The two soloists often play together and their connivence was obvious all along the evening. In November 2009, Ferrandis had conducted a hundred cellists at St Louis des Invalides in Paris for the creation of “Slava Valentin opus 13” by Williencourt, a 9 minute piece for a cello octet. To their huge talent, they added a relaxed and whimsical style which made everyone feel utterly happy. A champagne reception followed in the garden, cooled down at perfect temperature and under a full moon added to the magic of the evening.

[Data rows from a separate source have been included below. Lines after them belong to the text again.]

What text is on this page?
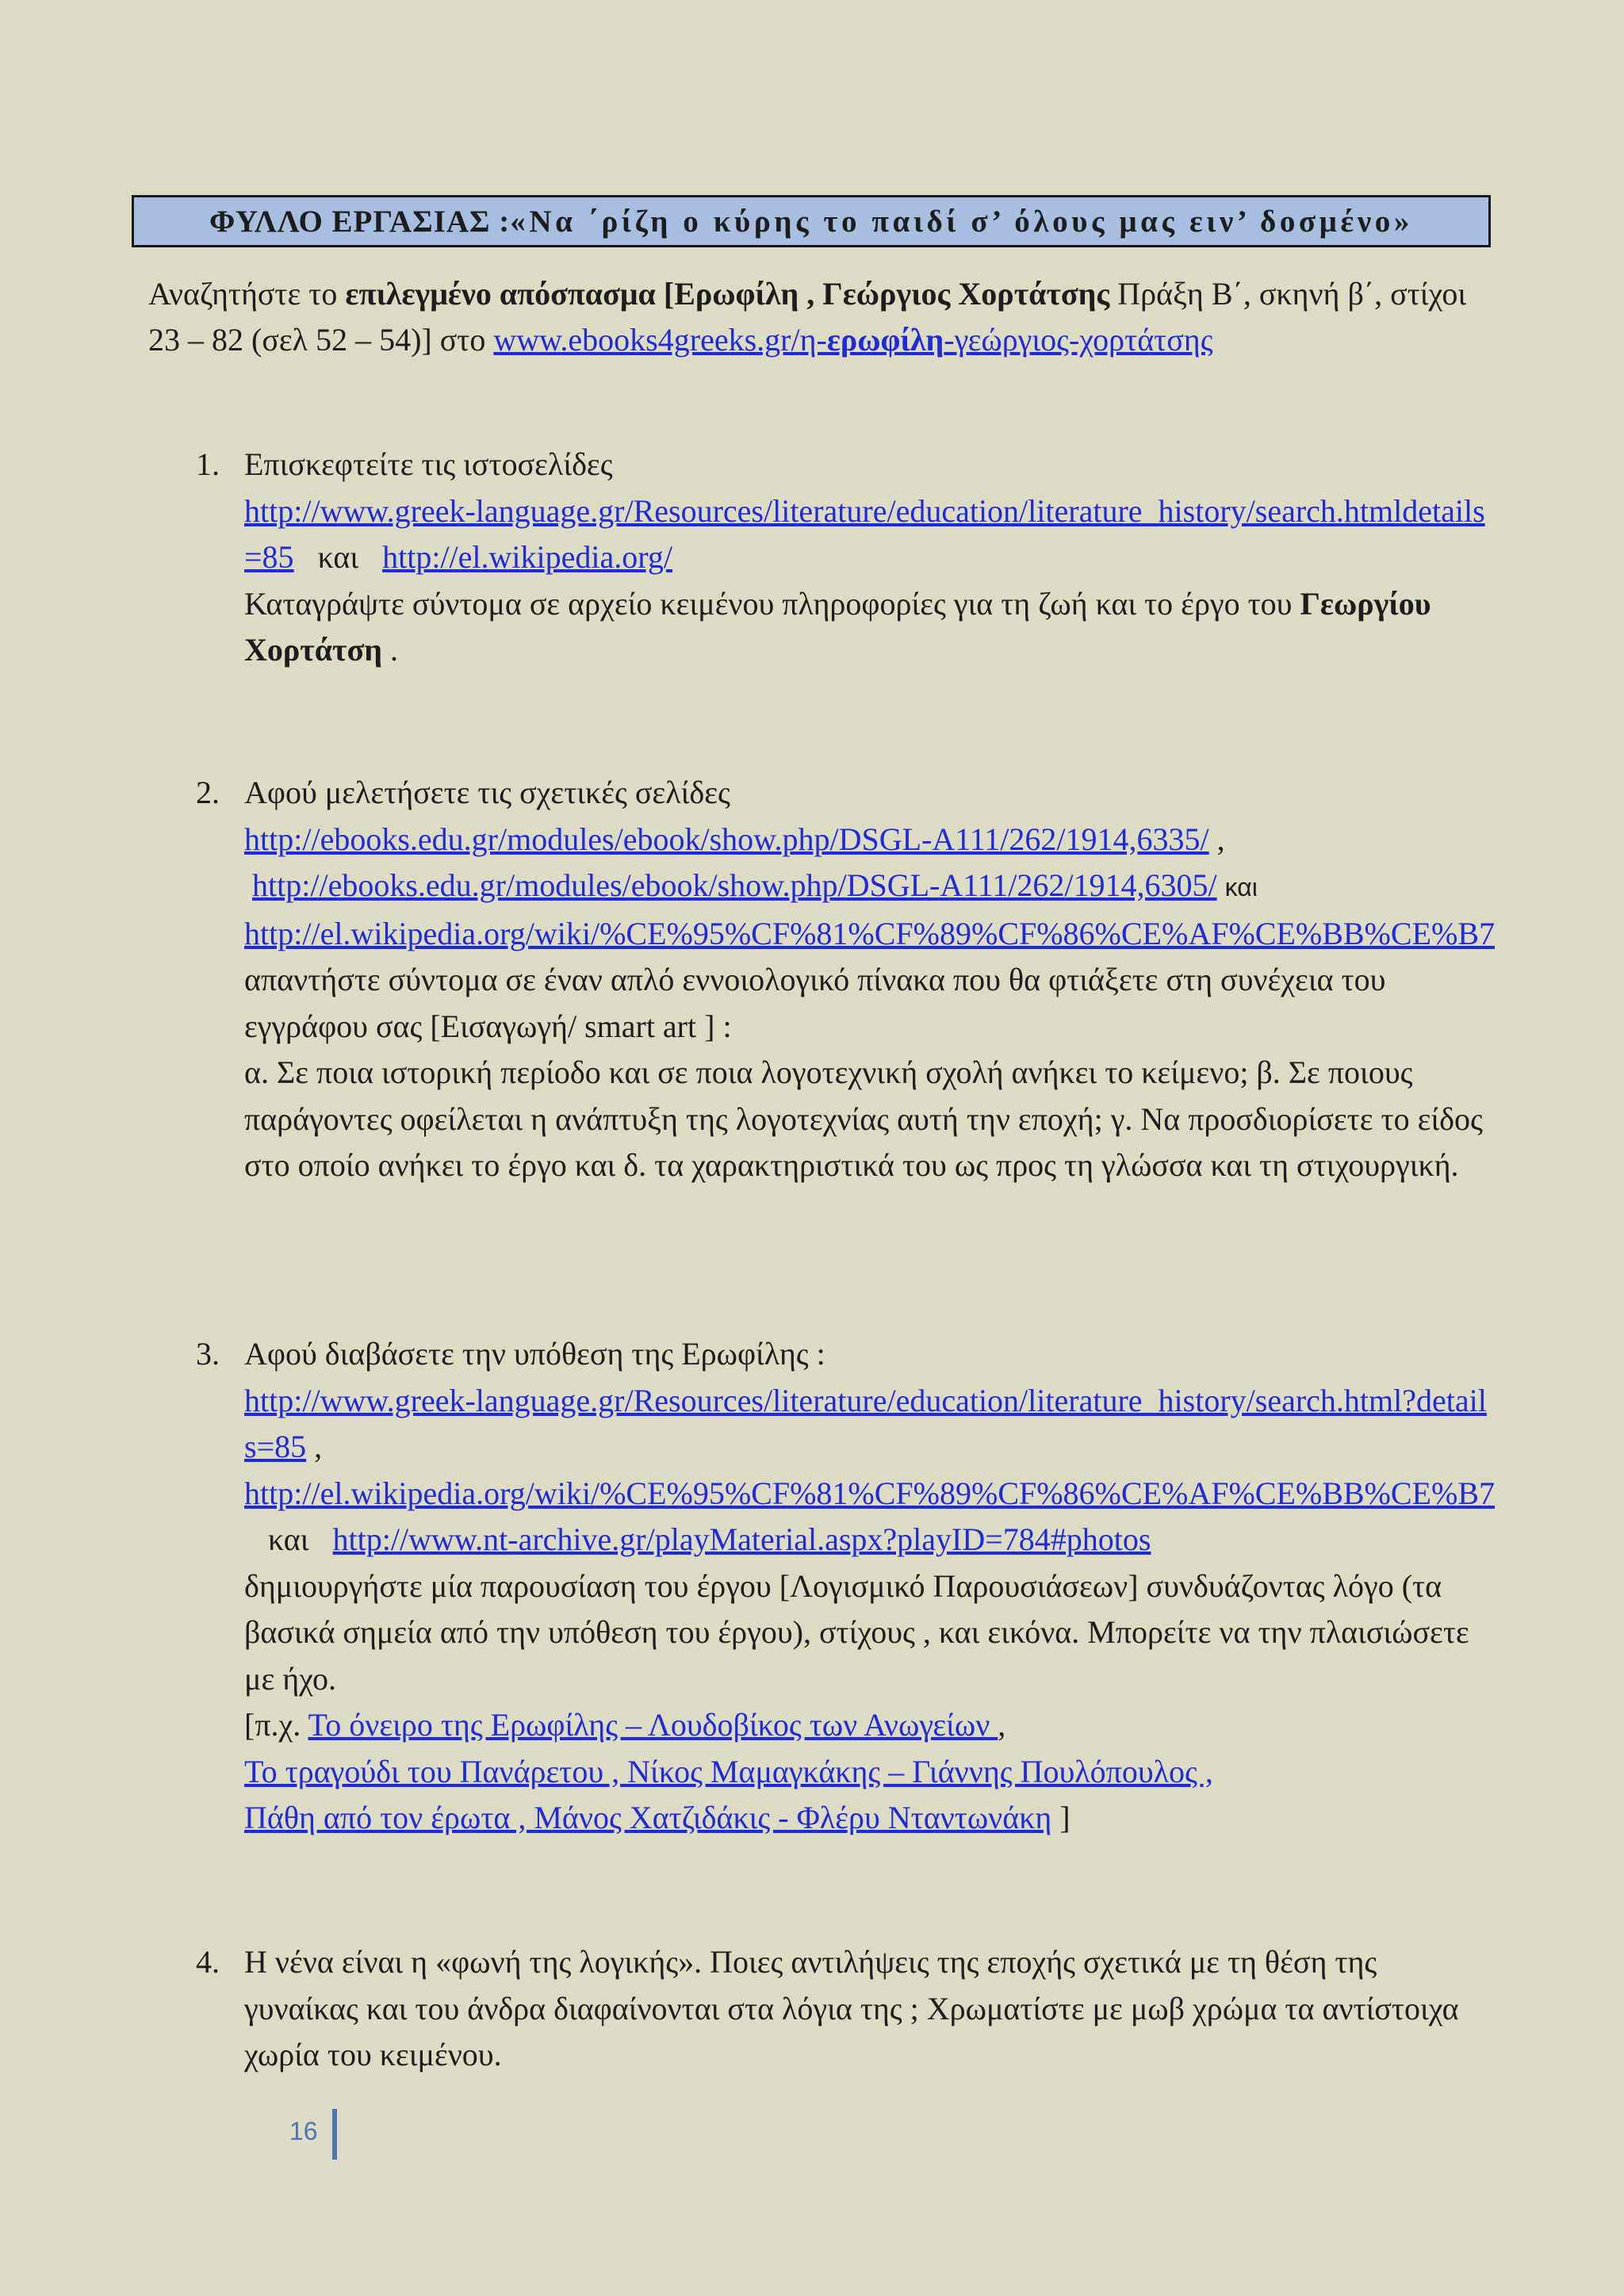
ΦΥΛΛΟ ΕΡΓΑΣΙΑΣ : «Να ΄ρίζη ο κύρης το παιδί σ’ όλους μας ειν’ δοσμένο»
Αναζητήστε το επιλεγμένο απόσπασμα [Ερωφίλη , Γεώργιος Χορτάτσης Πράξη Β΄, σκηνή β΄, στίχοι 23 – 82 (σελ 52 – 54)] στο www.ebooks4greeks.gr/η-ερωφίλη-γεώργιος-χορτάτσης
1. Επισκεφτείτε τις ιστοσελίδες

http://www.greek-language.gr/Resources/literature/education/literature_history/search.htmldetails=85   και   http://el.wikipedia.org/

Καταγράψτε σύντομα σε αρχείο κειμένου πληροφορίες για τη ζωή και το έργο του Γεωργίου Χορτάτση .

2. Αφού μελετήσετε τις σχετικές σελίδες

http://ebooks.edu.gr/modules/ebook/show.php/DSGL-A111/262/1914,6335/ ,

http://ebooks.edu.gr/modules/ebook/show.php/DSGL-A111/262/1914,6305/ και

http://el.wikipedia.org/wiki/%CE%95%CF%81%CF%89%CF%86%CE%AF%CE%BB%CE%B7

απαντήστε σύντομα σε έναν απλό εννοιολογικό πίνακα που θα φτιάξετε στη συνέχεια του εγγράφου σας [Εισαγωγή/ smart art ] :

α. Σε ποια ιστορική περίοδο και σε ποια λογοτεχνική σχολή ανήκει το κείμενο; β. Σε ποιους παράγοντες οφείλεται η ανάπτυξη της λογοτεχνίας αυτή την εποχή; γ. Να προσδιορίσετε το είδος στο οποίο ανήκει το έργο και δ. τα χαρακτηριστικά του ως προς τη γλώσσα και τη στιχουργική.

3. Αφού διαβάσετε την υπόθεση της Ερωφίλης :

http://www.greek-language.gr/Resources/literature/education/literature_history/search.html?details=85 ,

http://el.wikipedia.org/wiki/%CE%95%CF%81%CF%89%CF%86%CE%AF%CE%BB%CE%B7   και   http://www.nt-archive.gr/playMaterial.aspx?playID=784#photos

δημιουργήστε μία παρουσίαση του έργου [Λογισμικό Παρουσιάσεων] συνδυάζοντας λόγο (τα βασικά σημεία από την υπόθεση του έργου), στίχους , και εικόνα. Μπορείτε να την πλαισιώσετε με ήχο.

[π.χ. Το όνειρο της Ερωφίλης – Λουδοβίκος των Ανωγείων ,

Το τραγούδι του Πανάρετου , Νίκος Μαμαγκάκης – Γιάννης Πουλόπουλος ,

Πάθη από τον έρωτα , Μάνος Χατζιδάκις - Φλέρυ Νταντωνάκη ]

4. Η νένα είναι η «φωνή της λογικής». Ποιες αντιλήψεις της εποχής σχετικά με τη θέση της γυναίκας και του άνδρα διαφαίνονται στα λόγια της ; Χρωματίστε με μωβ χρώμα τα αντίστοιχα χωρία του κειμένου.

16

And one felt so privileged to be the guests of this generous couple who is fighting for the preservation of turn of the century villas. If you are curious to find out more about the architecture of Belle Epoque, you can buy the book (15€) published by Hervé Couffin with the city of St Raphaël.
The next day was spent relaxing by the sea shore… in front of l’Ile d’Or well away from St Tropez’s crazy crowds.